(177b) Back to the Future: Chemical Looping Beyond Combustion

The clean and efficient use of the world’s energy and materials resources is arguably one of the prime challenges of our time.  At present, the world’s energy needs are met predominantly through the combustion of fossil fuels, with no significant change predicted for at least the next ~30 years.  In combination with the continuous increase in global energy demand, fossil fuel based energy production is hence expected to result in a strong increase in anthropogenic CO₂ emissions, motivating major efforts to develop more efficient energy systems and economically viable CO₂ capture and sequestration technologies.  At the same time, the vast expansion of recoverable gas reserves through new developments in drilling technology is creating a renaissance in the development of natural gas based processes which could supplement or even replace oil-based processes in the near future.

In this context, Chemical Looping Combustion (CLC) is emerging as a particularly promising novel combustion technology which offers an elegant and efficient route towards clean combustion of fossil fuels. In CLC, the combustion of a fuel is broken down into two, spatially separated steps: The oxidation of an oxygen carrier (typically a metal) with air, and the subsequent reduction of this carrier via reaction with a fuel. CLC is thus a flame-less, low-NOx combustion process, which produces a pure mixture of CO₂ and H₂O as combustion gases, from which highly concentrated, high-pressure (i.e. sequestration-ready) CO₂-streams can be produced via condensation of the water.

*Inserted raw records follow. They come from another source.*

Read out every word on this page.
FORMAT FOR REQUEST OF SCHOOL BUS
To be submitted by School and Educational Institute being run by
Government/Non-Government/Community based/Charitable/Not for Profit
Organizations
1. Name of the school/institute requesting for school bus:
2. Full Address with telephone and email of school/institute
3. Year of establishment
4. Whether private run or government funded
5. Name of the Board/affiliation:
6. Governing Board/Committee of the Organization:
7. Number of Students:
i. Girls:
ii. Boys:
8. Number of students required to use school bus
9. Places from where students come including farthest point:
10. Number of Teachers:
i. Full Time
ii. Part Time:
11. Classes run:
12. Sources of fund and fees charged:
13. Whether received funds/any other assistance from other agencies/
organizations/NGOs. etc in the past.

While initial interest in chemical looping was almost exclusively focused on combustion, the underlying reaction engineering principle – periodic processes in circulating fluidized beds – is in fact neither new nor limited to combustion, but rather represents a flexible reaction engineering principle: For example, by controlling the degree of carrier oxidation, the fuel oxidation can be controlled such that incomplete, i.e. partial oxidation to synthesis gas (CO + H₂) results. Similarly, replacing air with steam or CO₂ as oxidizers yields the chemical looping analogue to steam and dry reforming. However, in contrast to conventional reforming processes, chemical looping reforming results in the first case in the direct formation of high purity (i.e. fuel-cell ready) hydrogen streams without the need for further CO removal, and, in the second case, in an efficient process for CO₂ activation via reduction to CO. Finally, we have recently demonstrated that appropriate selection of oxygen carrier materials even allows using the chemical looping process scheme for simultaneous, integrated desulfurization of the effluent stream, resulting in highly efficient conversion of S-contaminated fuel streams.

Drawing upon examples from our own research, I will discuss the potential of chemical looping processes for methane conversion, an area which is likely to shape reaction engineering developments for the next few decades due to the vast expansion of natural gas reserves.  In particular, I will discuss the design of engineered carrier materials for chemical looping processes as an example of the role of materials chemistry as an enabler for emerging reaction engineering concepts. Overall, I will argue that “chemical looping” represents a widely applicable reaction engineering approach towards the development of strongly intensified processes, which in particular offers exciting possibilities in the development of novel processes for C1 chemistry.